20. yüzyılın meşhur Alman düşünürü Karl Marx’ın hayatını ve mücadelesini konu alan ilk kurmaca film “Genç Karl Marx” vizyona girdi. Marx’ın Engels ile olan dostluğunu ve düşünce tarihini nasıl değiştirdiklerini anlatan biyografi, tarihî gerçeklik ve duygusal kurgu arasında iyi bir denge yakalamayı başarıyor.
Almanya 1844. Soğuk bir kış günü insanlar ısınmak için ormandan odun toplarken üniformalılar tarafından dayak yer ve tutuklanırlar. Zorbalık hüküm sürmekte, adaletsiz yaşam koşulları halkı ezmekte, burjuvazi gününü gün etmektedir. Öte yandan genç gazeteci Karl Marx, yayın kurulunda olduğu Rheinische Zeitung gazetesinde Prusya hükümetini kıyasıya eleştirmekte, yazılarında komünist manifestonun ilk filizleri yeşermektedir.
Bir gün Rus monarşisi aleyhinde çok sert bir yazı kaleme alır; Çar I. Nikolay’ın ‘ricasıyla’ gazete kapanır; Karl Marx ve ailesi Paris’e sürgüne yollanır. Paris’in ünlü Café de la Régence’ında, İngiltere’de İşçi Sınıfının Durumu’nu yeni yazmış olan Friedrich Engels’le karşılaşması ise kısa sürgünün kârı olur.
20. yüzyılın en önemli filozof ve kuramcılarından Marx’ın gençlik yıllarını konu alan film böyle başlıyor. Devrimin yaşandığı 1848’den önce olanlar, genç filozofun bir diğer önemli düşünür Engels ile 1844’te ömür boyu sürecek bir dostluğa başlaması, birlikte komünizmin ve işçi hareketinin temelini atmaları filmin esas konusunu oluşturuyor. Dostlukları fikirlerle bezeniyor ve ilk ortak çalışmaları Kutsal Aile ya da Eleştirel Eleştirinin Eleştirisi ortaya çıkıyor.

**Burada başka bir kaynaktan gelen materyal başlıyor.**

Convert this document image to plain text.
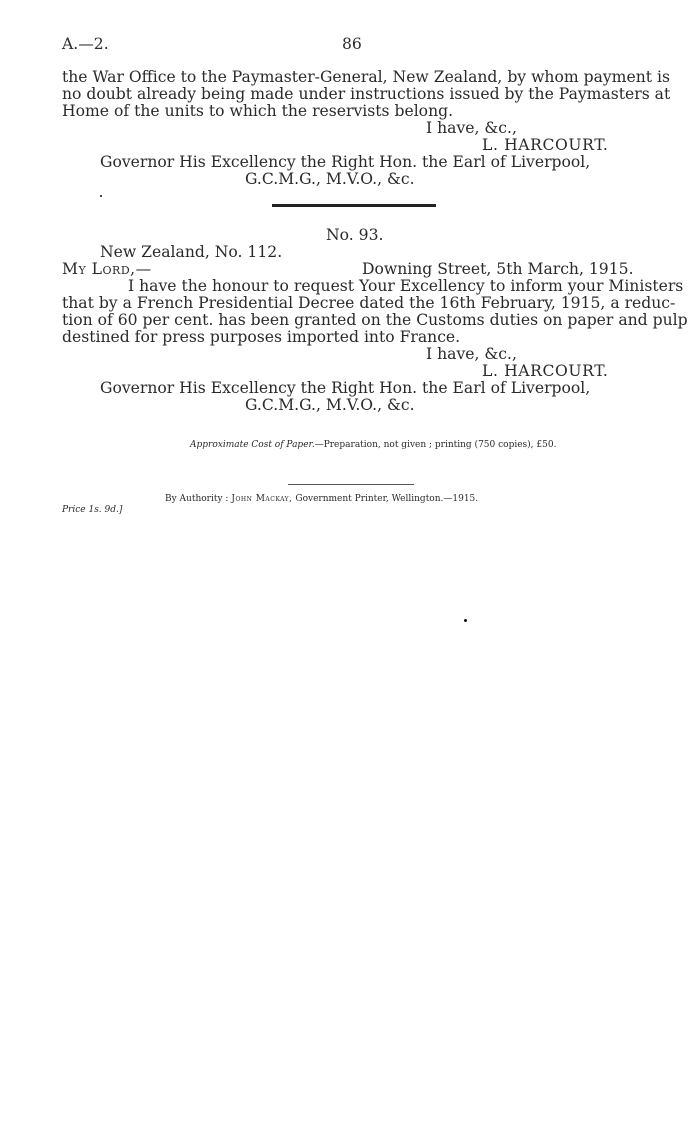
A.—2.	86
the War Office to the Paymaster-General, New Zealand, by whom payment is
no doubt already being made under instructions issued by the Paymasters at
Home of the units to which the reservists belong.
I have, &c.,
L. HARCOURT.
Governor His Excellency the Right Hon. the Earl of Liverpool,
G.C.M.G., M.V.O., &c.
No. 93.
New Zealand, No. 112.
My Lord,—	Downing Street, 5th March, 1915.
I have the honour to request Your Excellency to inform your Ministers
that by a French Presidential Decree dated the 16th February, 1915, a reduc-
tion of 60 per cent. has been granted on the Customs duties on paper and pulp
destined for press purposes imported into France.
I have, &c.,
L. HARCOURT.
Governor His Excellency the Right Hon. the Earl of Liverpool,
G.C.M.G., M.V.O., &c.
Approximate Cost of Paper.—Preparation, not given ; printing (750 copies), £50.
By Authority : John Mackay, Government Printer, Wellington.—1915.
Price 1s. 9d.]
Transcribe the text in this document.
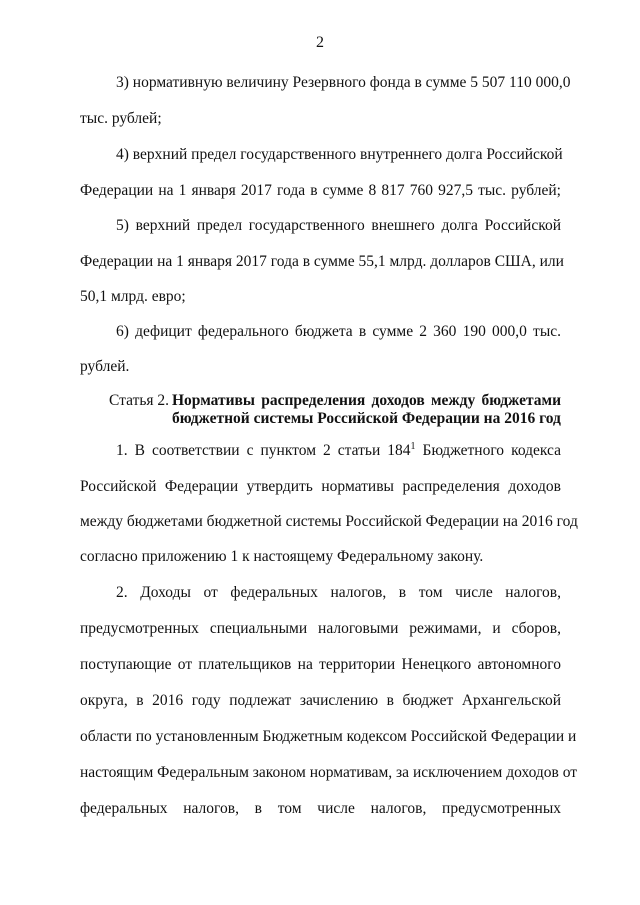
2
3) нормативную величину Резервного фонда в сумме 5 507 110 000,0
тыс. рублей;
4) верхний предел государственного внутреннего долга Российской
Федерации на 1 января 2017 года в сумме 8 817 760 927,5 тыс. рублей;
5) верхний предел государственного внешнего долга Российской
Федерации на 1 января 2017 года в сумме 55,1 млрд. долларов США, или
50,1 млрд. евро;
6) дефицит федерального бюджета в сумме 2 360 190 000,0 тыс.
рублей.
Статья 2. Нормативы распределения доходов между бюджетами
бюджетной системы Российской Федерации на 2016 год
1. В соответствии с пунктом 2 статьи $184^1$ Бюджетного кодекса
Российской Федерации утвердить нормативы распределения доходов
между бюджетами бюджетной системы Российской Федерации на 2016 год
согласно приложению 1 к настоящему Федеральному закону.
2. Доходы от федеральных налогов, в том числе налогов,
предусмотренных специальными налоговыми режимами, и сборов,
поступающие от плательщиков на территории Ненецкого автономного
округа, в 2016 году подлежат зачислению в бюджет Архангельской
области по установленным Бюджетным кодексом Российской Федерации и
настоящим Федеральным законом нормативам, за исключением доходов от
федеральных налогов, в том числе налогов, предусмотренных
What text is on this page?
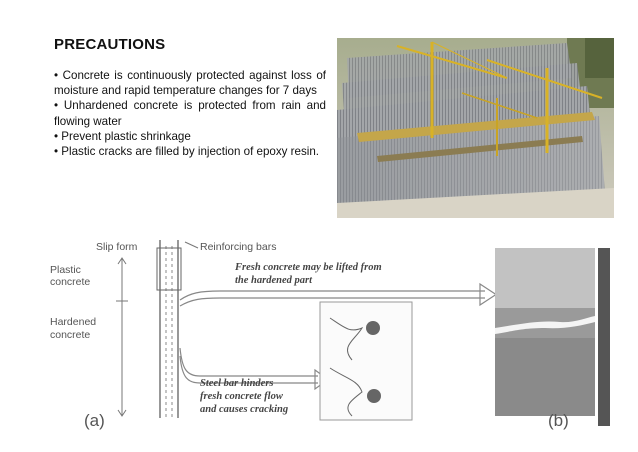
PRECAUTIONS
• Concrete is continuously protected against loss of moisture and rapid temperature changes for 7 days
• Unhardened concrete is protected from rain and flowing water
• Prevent plastic shrinkage
• Plastic cracks are filled by injection of epoxy resin.
Plastic
concrete
Hardened
concrete
Slip form	Reinforcing bars
Fresh concrete may be lifted from
the hardened part
Steel bar hinders
fresh concrete flow
and causes cracking
(a)	(b)
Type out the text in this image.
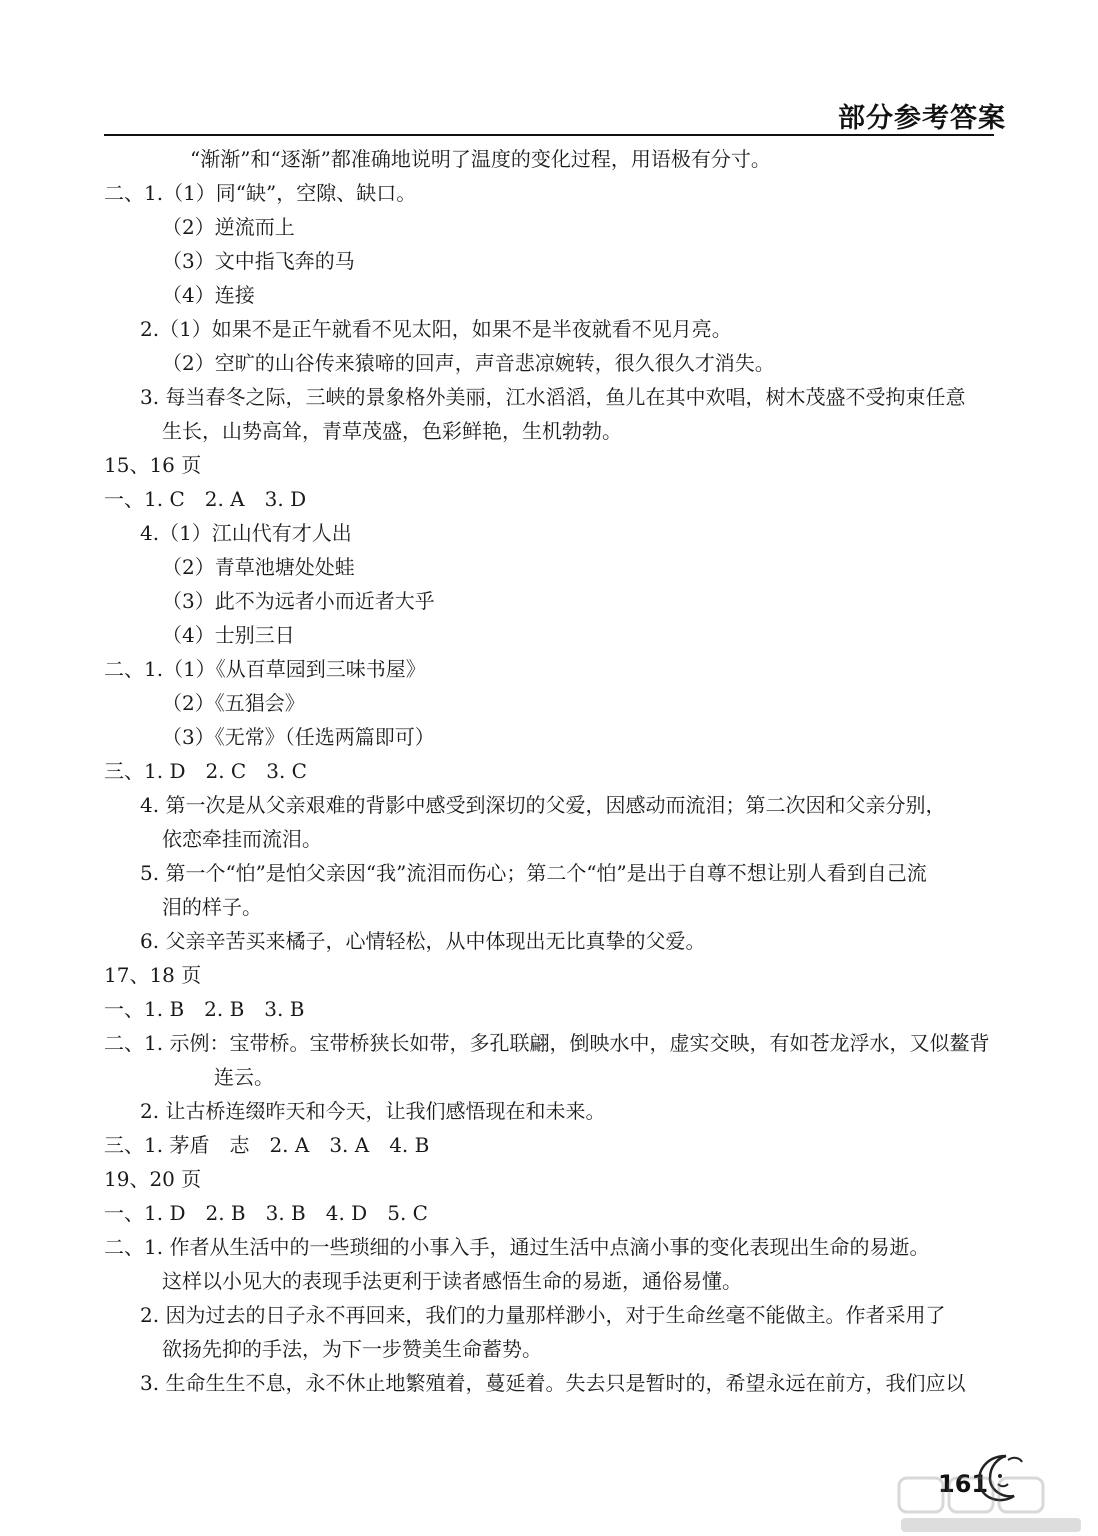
部分参考答案
“渐渐”和“逐渐”都准确地说明了温度的变化过程，用语极有分寸。
二、1.（1）同“缺”，空隙、缺口。
（2）逆流而上
（3）文中指飞奔的马
（4）连接
2.（1）如果不是正午就看不见太阳，如果不是半夜就看不见月亮。
（2）空旷的山谷传来猿啼的回声，声音悲凉婉转，很久很久才消失。
3. 每当春冬之际，三峡的景象格外美丽，江水滔滔，鱼儿在其中欢唱，树木茂盛不受拘束任意
生长，山势高耸，青草茂盛，色彩鲜艳，生机勃勃。
15、16 页
一、1. C　2. A　3. D
4.（1）江山代有才人出
（2）青草池塘处处蛙
（3）此不为远者小而近者大乎
（4）士别三日
二、1.（1）《从百草园到三味书屋》
（2）《五猖会》
（3）《无常》（任选两篇即可）
三、1. D　2. C　3. C
4. 第一次是从父亲艰难的背影中感受到深切的父爱，因感动而流泪；第二次因和父亲分别，
依恋牵挂而流泪。
5. 第一个“怕”是怕父亲因“我”流泪而伤心；第二个“怕”是出于自尊不想让别人看到自己流
泪的样子。
6. 父亲辛苦买来橘子，心情轻松，从中体现出无比真挚的父爱。
17、18 页
一、1. B　2. B　3. B
二、1. 示例：宝带桥。宝带桥狭长如带，多孔联翩，倒映水中，虚实交映，有如苍龙浮水，又似鳌背
连云。
2. 让古桥连缀昨天和今天，让我们感悟现在和未来。
三、1. 茅盾　志　2. A　3. A　4. B
19、20 页
一、1. D　2. B　3. B　4. D　5. C
二、1. 作者从生活中的一些琐细的小事入手，通过生活中点滴小事的变化表现出生命的易逝。
这样以小见大的表现手法更利于读者感悟生命的易逝，通俗易懂。
2. 因为过去的日子永不再回来，我们的力量那样渺小，对于生命丝毫不能做主。作者采用了
欲扬先抑的手法，为下一步赞美生命蓄势。
3. 生命生生不息，永不休止地繁殖着，蔓延着。失去只是暂时的，希望永远在前方，我们应以
161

Film finale, yani 1848’deki büyük devrime yavaş yavaş olmasa da, emin adımlarla ilerliyor. Adı daha sonra Komünistler Birliği’ne dönüşecek olan Adiller Birliği’ne katılmaları ve bir manifesto yazmak üzere görevlendirilmeleriyle aksiyon kazanan filmin finali ünlü Komünist Manifesto ile taçlanıyor.
Karşılaşmalarının ilk beş dakikasında sidik yarıştıran, sonrasında muhteşem fikirleri havada uçuşan Marx ve Engels her ne kadar “riff kapıştıran”, yeni ünlü olmuş iki rock star hissi verseler de, “Genç Karl Marx” dönemin siyasal atmosferi ve diğer karakterlerin de etkisiyle sonuna dek zevkle izlenen bir film olmuş. Filmin Haitili yönetmeni Raoul Peck bir röportajında, “Hep bildiğimiz yaşlı ve sakallı devrimci ikonunu değil, 20. yüzyıl ve sonrasının dünyasına sıradışı bir etki yapan genç ve iddialı bir grup aydının olgunlaşmasını anlattım” diyor.
Ayrıntılarda oyalanmayan, duygu ve düşünceler arasında iyi bir denge kuran Raoul Peck, politik konuları başarıyla işleyen usta bir yönetmen. Dünya festivallerinden ödüllerle dönen “Lumumba” ve yine bol ödüllü, bu yıl En İyi Belgesel dalında Oscar’a aday olan “Ben Senin Zencin Değilim” adlı filmlerin de yönetmeni aynı zamanda.
Marx’ı merkeze alan bu ilk kurmaca filmi çeken Raoul Peck’in bu yapımını fazla romantik ya da fazla polemikli veya popüler kültüre fazla yakın bulanlar olabilir; ancak filmde maddi bir hataya rastlamak pek mümkün değil. Her bilgi doğru, tarihler hatasız, dönemin coşkusu eksiksiz. Bu da biyografileri, duygu aktarımında başarılı olan iyi belgesel yönetmenlerinin çekmesi gerektiğinin bir kanıtı adeta.